На империалистической войне (Горецкий) - страница 6

Захотелось написать письма домой и знакомым. Сел пи­сать — и не пишется. Лучше подождать еще немного, пока дело не прояснится.

Ну и попал я в заваруху!

Весь тот день и половину следующего дня мы уклады­вались, упаковывались, переезжали на станцию и вместе с другими воинскими частями лагеря — пехотой, артилле­рией, саперами — грузились, хлопотали, суетились...

Всю ночь горели костры, галдели и кричали люди, та­рахтели подводы, фыркали кони, а над всем этим в ядреном воздухе звездной ночи заунывно-дразняще голосили паро­возные свистки.

Я помогал упаковывать канцелярию, спал на длинном деревянном ящике с батарейными бумагами. Писари, Бе­ленький и какие-то незнакомые мне солдаты-«аристократы» пили в боковушке водку, ели мясо с огурцами и ситным хле­бом и злились, что я не пошел в их компанию, а лег спать. Они все время говорили о войне, пили и ели, как перед вой­ной, ничего для себя не жалея.

Долго в лагере стучало, гремело, лязгало железом, ино­гда слышалась солдатская песня — и все это до поздней ночи, пока я не уснул, да и ночью просыпался от громких го­лосов и своей внутренней тревоги.

Эшелон наш отправился на следующий день в пять по­полудни.

Я был рад, что еду, куда — безразлично, только бы ехать... Интереснее ведь наблюдать за происходящим во­круг, чем сидеть в том лагере-остроге.

Уже из вагона, перед отходом поезда, я видел, как меж­ду всевозможных грузов, наваленных к отправке, там, где остался клочок свободного места, перед зданием вокзала прохаживалась пара. Он — стройный, красивый офицер, с очень кривой саблей, которая волочилась по земле, еще со­всем молоденький. Она — тоже молодая, но полненькая, должно быть, беременная пани, вся пунцово-розовенькая и лицом, и одеждой. Он ей все что-то говорил и говорил, то наклоняясь к ее головке, то, снова задумавшись, просто шел рядом, а она взяла у него из рук хлыстик, молчала, сжимала хлыстик и, кажется, плакала тихими слезами. И так мне ста­ло их жаль, хотя и не любил я офицеров и господ. Но тут ис­кренняя любовь и разлука...

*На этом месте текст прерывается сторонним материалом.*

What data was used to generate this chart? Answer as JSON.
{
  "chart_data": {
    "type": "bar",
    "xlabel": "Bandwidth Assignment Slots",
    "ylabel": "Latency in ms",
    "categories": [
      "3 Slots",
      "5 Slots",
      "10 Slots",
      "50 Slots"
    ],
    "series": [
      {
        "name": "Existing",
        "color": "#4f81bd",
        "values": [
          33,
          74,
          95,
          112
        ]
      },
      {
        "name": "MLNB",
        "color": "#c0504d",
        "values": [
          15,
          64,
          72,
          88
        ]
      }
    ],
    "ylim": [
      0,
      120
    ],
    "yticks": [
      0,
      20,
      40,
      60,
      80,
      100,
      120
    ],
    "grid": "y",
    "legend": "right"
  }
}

А наши батарейные «горохи» бегали озабоченные, скрывая тревожные думы, бегали, суетились, рассаживали по вагонам, до предела забитым всякими ящиками и седла­ми, своих жен и детей, подавали им в руки свой упакованный скарб, но все делали так, как делают панские слуги, лакеи: украдкой, чтобы не очень бросалось в глаза. И противно, и печально было смотреть на эти отцовские заботы подне­вольных людей, и жаль было несчастных «гороховых» детей.

Штатские люди на станциях пропускали нас, будто на войну. Бедно одетые женщины выносили нам ведра с во­дой, бегали по несколько раз, не щадя сил, только бы мы все напились. Белокурые барышни, те, которые говорили по-русски или по-еврейски, а не по-польски, бросали нам в вагоны цветы, а когда поезд отходил, махали платочками и кричали что-то веселое.